Eloge de la paresse
1 avril, 2008Je m’étais dit, après lundi, je me mets au boulot.
Je réponds aux 40 mails qui me pressent de relancer ma vie sociale (rencontres d’anciens élèves et autres retrouvailles) et estudiantine.
Je révise mon allemand parce que l’anglais, on a toujours des restes. L’allemand sans pratique, c’est comme le tennis.
Je prépare mon séjour parce qu’au moindre problème en débarquant à Cologne pour rejoindre Bonn, je vais tenter de me débrouiller en allemand, on va me répondre à 200 à l’heure, et je vais me résoudre piteusement à l’universel : “Euh… Dou you spique in gliche ?“. L’humiliation absolue après 10 ans d’allemand LV1 et mauvais départ pour un séjour linguistique où tu es supposé suivre des cours déjà compliqués en français, en version originale.
Alors Gilmore Girls sur France 4 quand je devrais chasser les chaines allemandes sur la TNT, c’est le mal. La vile tentation.
Mais que voulez-vous… Après 5 jours de joyeuse glandouille, on est mal habitué.
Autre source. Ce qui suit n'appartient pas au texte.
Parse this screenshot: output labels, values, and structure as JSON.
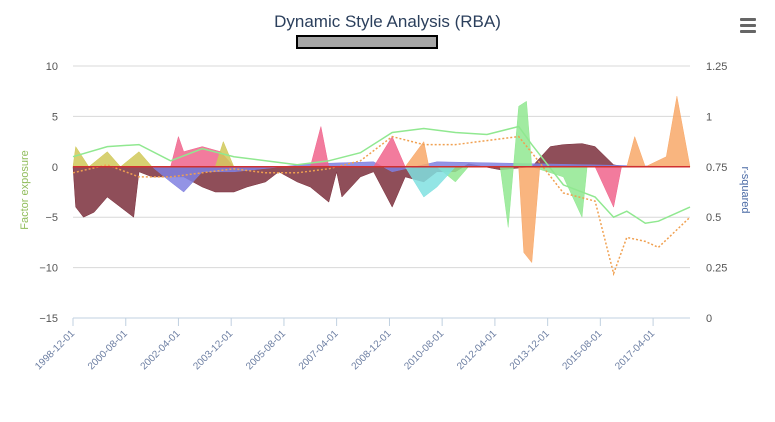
{
  "chart_data": {
    "type": "area",
    "title": "Dynamic Style Analysis (RBA)",
    "ylabel_left": "Factor exposure",
    "ylabel_right": "r-squared",
    "ylim_left": [
      -15,
      10
    ],
    "ylim_right": [
      0,
      1.25
    ],
    "yticks_left": [
      "10",
      "5",
      "0",
      "−5",
      "−10",
      "−15"
    ],
    "yticks_right": [
      "1.25",
      "1",
      "0.75",
      "0.5",
      "0.25",
      "0"
    ],
    "x_range": [
      "1998-12-01",
      "2018-06-01"
    ],
    "xticks": [
      "1998-12-01",
      "2000-08-01",
      "2002-04-01",
      "2003-12-01",
      "2005-08-01",
      "2007-04-01",
      "2008-12-01",
      "2010-08-01",
      "2012-04-01",
      "2013-12-01",
      "2015-08-01",
      "2017-04-01"
    ],
    "grid": true,
    "series": [
      {
        "color": "#7b2f3c",
        "values": [
          [
            "1998-12-01",
            0
          ],
          [
            "1999-01-01",
            -4
          ],
          [
            "1999-04-01",
            -5
          ],
          [
            "1999-08-01",
            -4.5
          ],
          [
            "2000-01-01",
            -3
          ],
          [
            "2000-06-01",
            -4
          ],
          [
            "2000-11-01",
            -5
          ],
          [
            "2001-01-01",
            -0.5
          ],
          [
            "2001-06-01",
            -1
          ],
          [
            "2002-06-01",
            -1
          ],
          [
            "2003-01-01",
            -2
          ],
          [
            "2003-06-01",
            -2.5
          ],
          [
            "2004-01-01",
            -2.5
          ],
          [
            "2004-06-01",
            -2
          ],
          [
            "2005-01-01",
            -1.5
          ],
          [
            "2005-06-01",
            -0.5
          ],
          [
            "2006-01-01",
            -1.5
          ],
          [
            "2006-06-01",
            -2
          ],
          [
            "2007-01-01",
            -3.5
          ],
          [
            "2007-04-01",
            -0.5
          ],
          [
            "2007-06-01",
            -3
          ],
          [
            "2008-01-01",
            -1
          ],
          [
            "2008-06-01",
            -0.5
          ],
          [
            "2009-01-01",
            -4
          ],
          [
            "2009-06-01",
            -1
          ],
          [
            "2010-01-01",
            -1.5
          ],
          [
            "2010-06-01",
            -0.5
          ],
          [
            "2011-01-01",
            -0.5
          ],
          [
            "2011-06-01",
            0.3
          ],
          [
            "2012-06-01",
            -0.3
          ],
          [
            "2013-06-01",
            0
          ],
          [
            "2014-01-01",
            2
          ],
          [
            "2014-06-01",
            2.2
          ],
          [
            "2015-01-01",
            2.3
          ],
          [
            "2015-06-01",
            2
          ],
          [
            "2016-01-01",
            0.2
          ],
          [
            "2016-06-01",
            0
          ],
          [
            "2017-01-01",
            0
          ],
          [
            "2017-06-01",
            0
          ],
          [
            "2018-06-01",
            0
          ]
        ]
      },
      {
        "color": "#8080e0",
        "values": [
          [
            "1998-12-01",
            0
          ],
          [
            "2001-06-01",
            0
          ],
          [
            "2002-01-01",
            -1.5
          ],
          [
            "2002-06-01",
            -2.5
          ],
          [
            "2003-01-01",
            -0.5
          ],
          [
            "2004-01-01",
            -0.5
          ],
          [
            "2006-06-01",
            0.3
          ],
          [
            "2008-06-01",
            0.5
          ],
          [
            "2009-01-01",
            -0.5
          ],
          [
            "2010-06-01",
            0.5
          ],
          [
            "2018-06-01",
            0
          ]
        ]
      },
      {
        "color": "#f0648c",
        "values": [
          [
            "1998-12-01",
            0
          ],
          [
            "2002-01-01",
            0
          ],
          [
            "2002-04-01",
            3
          ],
          [
            "2002-06-01",
            1.5
          ],
          [
            "2003-01-01",
            2
          ],
          [
            "2003-08-01",
            1.5
          ],
          [
            "2004-01-01",
            0
          ],
          [
            "2006-06-01",
            0
          ],
          [
            "2006-10-01",
            4
          ],
          [
            "2007-01-01",
            0
          ],
          [
            "2008-06-01",
            0
          ],
          [
            "2009-01-01",
            3
          ],
          [
            "2009-06-01",
            0
          ],
          [
            "2013-01-01",
            0
          ],
          [
            "2015-06-01",
            0
          ],
          [
            "2016-01-01",
            -4
          ],
          [
            "2016-04-01",
            0
          ],
          [
            "2018-06-01",
            0
          ]
        ]
      },
      {
        "color": "#90e890",
        "values": [
          [
            "1998-12-01",
            0
          ],
          [
            "2010-06-01",
            0
          ],
          [
            "2011-01-01",
            -1.5
          ],
          [
            "2011-06-01",
            0
          ],
          [
            "2012-06-01",
            0
          ],
          [
            "2012-09-01",
            -6
          ],
          [
            "2013-01-01",
            6
          ],
          [
            "2013-04-01",
            6.5
          ],
          [
            "2013-06-01",
            0
          ],
          [
            "2014-06-01",
            -1
          ],
          [
            "2015-01-01",
            -5
          ],
          [
            "2015-03-01",
            0
          ],
          [
            "2018-06-01",
            0
          ]
        ]
      },
      {
        "color": "#f8a868",
        "values": [
          [
            "1998-12-01",
            0
          ],
          [
            "2009-06-01",
            0
          ],
          [
            "2010-01-01",
            2.5
          ],
          [
            "2010-03-01",
            0
          ],
          [
            "2013-01-01",
            0
          ],
          [
            "2013-03-01",
            -8.5
          ],
          [
            "2013-06-01",
            -9.5
          ],
          [
            "2013-09-01",
            0
          ],
          [
            "2016-06-01",
            0
          ],
          [
            "2016-09-01",
            3
          ],
          [
            "2017-01-01",
            0
          ],
          [
            "2017-09-01",
            1
          ],
          [
            "2018-01-01",
            7
          ],
          [
            "2018-06-01",
            0
          ]
        ]
      },
      {
        "color": "#80e0e0",
        "values": [
          [
            "1998-12-01",
            0
          ],
          [
            "2009-06-01",
            0
          ],
          [
            "2010-01-01",
            -3
          ],
          [
            "2010-06-01",
            -2
          ],
          [
            "2011-01-01",
            0
          ],
          [
            "2018-06-01",
            0
          ]
        ]
      },
      {
        "color": "#d0c858",
        "values": [
          [
            "1998-12-01",
            0
          ],
          [
            "1999-01-01",
            2
          ],
          [
            "1999-06-01",
            0
          ],
          [
            "2000-01-01",
            1.5
          ],
          [
            "2000-06-01",
            0
          ],
          [
            "2001-01-01",
            1.5
          ],
          [
            "2001-06-01",
            0
          ],
          [
            "2003-06-01",
            0
          ],
          [
            "2003-09-01",
            2.5
          ],
          [
            "2004-01-01",
            0
          ],
          [
            "2018-06-01",
            0
          ]
        ]
      }
    ],
    "rsquared_lines": [
      {
        "style": "solid",
        "color": "#90e890",
        "values": [
          [
            "1998-12-01",
            0.8
          ],
          [
            "2000-01-01",
            0.85
          ],
          [
            "2001-01-01",
            0.86
          ],
          [
            "2002-01-01",
            0.78
          ],
          [
            "2003-01-01",
            0.84
          ],
          [
            "2004-01-01",
            0.8
          ],
          [
            "2005-01-01",
            0.78
          ],
          [
            "2006-01-01",
            0.76
          ],
          [
            "2007-01-01",
            0.78
          ],
          [
            "2008-01-01",
            0.82
          ],
          [
            "2009-01-01",
            0.92
          ],
          [
            "2010-01-01",
            0.94
          ],
          [
            "2011-01-01",
            0.92
          ],
          [
            "2012-01-01",
            0.91
          ],
          [
            "2013-01-01",
            0.95
          ],
          [
            "2013-06-01",
            0.86
          ],
          [
            "2014-06-01",
            0.66
          ],
          [
            "2015-06-01",
            0.6
          ],
          [
            "2016-01-01",
            0.5
          ],
          [
            "2016-06-01",
            0.53
          ],
          [
            "2017-01-01",
            0.47
          ],
          [
            "2017-06-01",
            0.48
          ],
          [
            "2018-06-01",
            0.55
          ]
        ]
      },
      {
        "style": "dotted",
        "color": "#f0a050",
        "values": [
          [
            "1998-12-01",
            0.72
          ],
          [
            "2000-01-01",
            0.76
          ],
          [
            "2001-01-01",
            0.7
          ],
          [
            "2002-01-01",
            0.7
          ],
          [
            "2003-01-01",
            0.72
          ],
          [
            "2004-01-01",
            0.74
          ],
          [
            "2005-01-01",
            0.72
          ],
          [
            "2006-01-01",
            0.72
          ],
          [
            "2007-01-01",
            0.74
          ],
          [
            "2008-01-01",
            0.78
          ],
          [
            "2009-01-01",
            0.9
          ],
          [
            "2010-01-01",
            0.86
          ],
          [
            "2011-01-01",
            0.86
          ],
          [
            "2012-01-01",
            0.88
          ],
          [
            "2013-01-01",
            0.9
          ],
          [
            "2013-06-01",
            0.82
          ],
          [
            "2014-06-01",
            0.62
          ],
          [
            "2015-06-01",
            0.58
          ],
          [
            "2016-01-01",
            0.22
          ],
          [
            "2016-06-01",
            0.4
          ],
          [
            "2017-01-01",
            0.38
          ],
          [
            "2017-06-01",
            0.35
          ],
          [
            "2018-06-01",
            0.5
          ]
        ]
      }
    ],
    "zero_line_color": "#d03030"
  },
  "ui": {
    "menu_icon": "hamburger-icon",
    "axis_title_left_color": "#8fbc5a",
    "axis_title_right_color": "#4a6aa5"
  }
}
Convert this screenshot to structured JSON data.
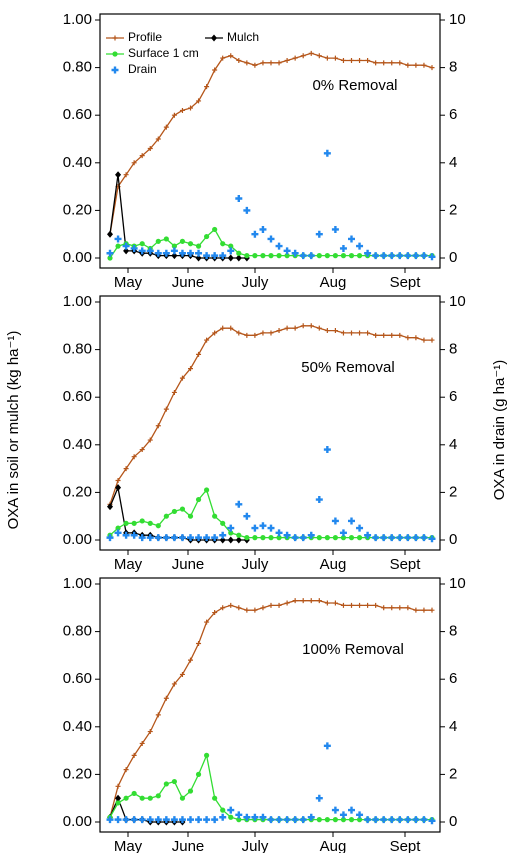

Pourtant, il s’en est passé, des choses, en 5 jours.
Mes hôtes, quand je leur disais “il y a un problème avec mon oystercard” ou “Pourtant j’ai demandé le chemin”, ils étaient persuadés que ma compréhension défaillante de l’anglais était en cause. Erreur : c’est oublier que j’ai TOUJOURS des petits tracas. Donc j’avais bien réservé un taxi pour le jour de mon départ. En précisant une bonne dizaine de fois l’adresse et l’heure, et que j’allais à Heathrow terminal 4.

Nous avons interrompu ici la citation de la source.